El último verano fue muy diferente. Primero pasó lo de la estrella. Entonces, Mariana me pidió que cambiáramos de juego. Le propuse jugar a la pelota con las palas de madera maciza. No con las de plástico, unas para niños que mi padre me había traído de la capital, sino con las mismas que jugaban los mayores. Mariana aceptó y le pedí las suyas a Jorge, mi hermano; aquel verano él prefería coger olas con su tabla. 

Pero aquel juego no era nada divertido. Mariana no conseguía agarrar la raqueta por la empuñadura más de un golpe seguido. Nada más hacerlo, la pala salía despedida a rebozarse en la arena. «Pesa mucho y mi muñeca se dobla», me decía aunque se la lanzase cerca del costado para que solo necesitara alargar un poco el brazo. Lo intentábamos a todas las horas porque queríamos que mi madre y su tía dejaran de preguntarnos por nuestros motivos para no correr como antes. Mentíamos a todos diciendo que ya no nos interesaba, que las palas era lo mejor. La verdad era que no nos atrevíamos a poner un pie en el mar, nos daba mucho miedo. Habíamos visto caer una estrella muy cerca de la orilla, aunque Mariana decía que había sido un ovni. 

Ocurrió un día al atardecer. Fue tras las brazadas que dábamos siempre después de nuestra carrera. Una vez que salimos del agua, nos sentamos para mirar hacía el cielo y abrigados por nuestras toallas de Spiderman. Ver salir a las estrellas, nos encantaba. Pronto todo fue una mancha oscura ya que unas nubes negras lo taparon todo. Mariana había comprado una bolsita de patatas fritas de la que los dos comíamos en silencio hasta que apareció esa estrella en lo más alto.

—¿Has visto eso? —le pregunté alargando el brazo  y señalando aquella mota brillante con el dedo índice—¿No estaba nublado? —añadí excitado y casi sin darle tiempo a levantar la cabeza.

La estrella, o lo que fuera, empezó a caer a plomo y enmudecimos.

—No es una estrella, es una nave extraterrestre —dijo Mariana cuando iba a chocar contra el agua. 

No dudó ni movió un solo músculo. Tenía los ojos imantados en aquello. 

La espuma parecía chisporrotear y sentí como el viento nos escupía motas de arena por el rostro. Mi amiga se quitó la toalla y se puso en pie. 

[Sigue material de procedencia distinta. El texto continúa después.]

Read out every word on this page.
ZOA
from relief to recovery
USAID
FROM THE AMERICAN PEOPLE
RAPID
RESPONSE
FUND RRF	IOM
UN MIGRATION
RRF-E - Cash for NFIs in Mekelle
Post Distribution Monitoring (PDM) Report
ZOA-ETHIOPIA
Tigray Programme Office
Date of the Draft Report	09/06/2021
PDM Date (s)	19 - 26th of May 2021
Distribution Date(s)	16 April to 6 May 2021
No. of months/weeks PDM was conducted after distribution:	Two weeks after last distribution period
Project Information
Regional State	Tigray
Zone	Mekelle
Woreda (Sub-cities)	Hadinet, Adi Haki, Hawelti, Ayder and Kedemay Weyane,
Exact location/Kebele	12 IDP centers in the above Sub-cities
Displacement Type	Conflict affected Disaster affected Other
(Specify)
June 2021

—¡Quieto, espérame aquí y no te muevas!

Nada mas decirlo, Mariana echó a correr hacia la orilla. La marea se había retirado varias decenas de metros y, sobre la arena más prensada, la vi saltar como una gacela. Enseguida dejé de distinguirla, solo el blanco de las olas sobresalía en la oscuridad que ya lo envolvía todo.

Tardaba y me levanté. A punto estaba  de ir a avisar a mi madre cuando Mariana regresó. Venía andando. Al llegar a mi altura, sus dientes no paraban de sacudirse unos contra otros. Se abrazaba con los propios brazos y, al ir a cubrirla con la toalla, me fijé en su piel de gallina.

—La han dejado en el fondo. Esa nave debe soltar hielo porque el agua está congelada. Y seguro que también han dejado algún veneno, estoy mareada. No digas nada, nadie nos creería, pero ni se te ocurra bañarte más. Al menos, sálvate tú, así podrás luchar contra ellos.

Rodeé su pecho con mi ‘spiderman’. Yo no tenía frío pero ella tiritaba todo el rato. Probé a darle palmadas en los hombros y en los brazos. No paraba de moverse. Me llevó la mano hasta su frente, ardía.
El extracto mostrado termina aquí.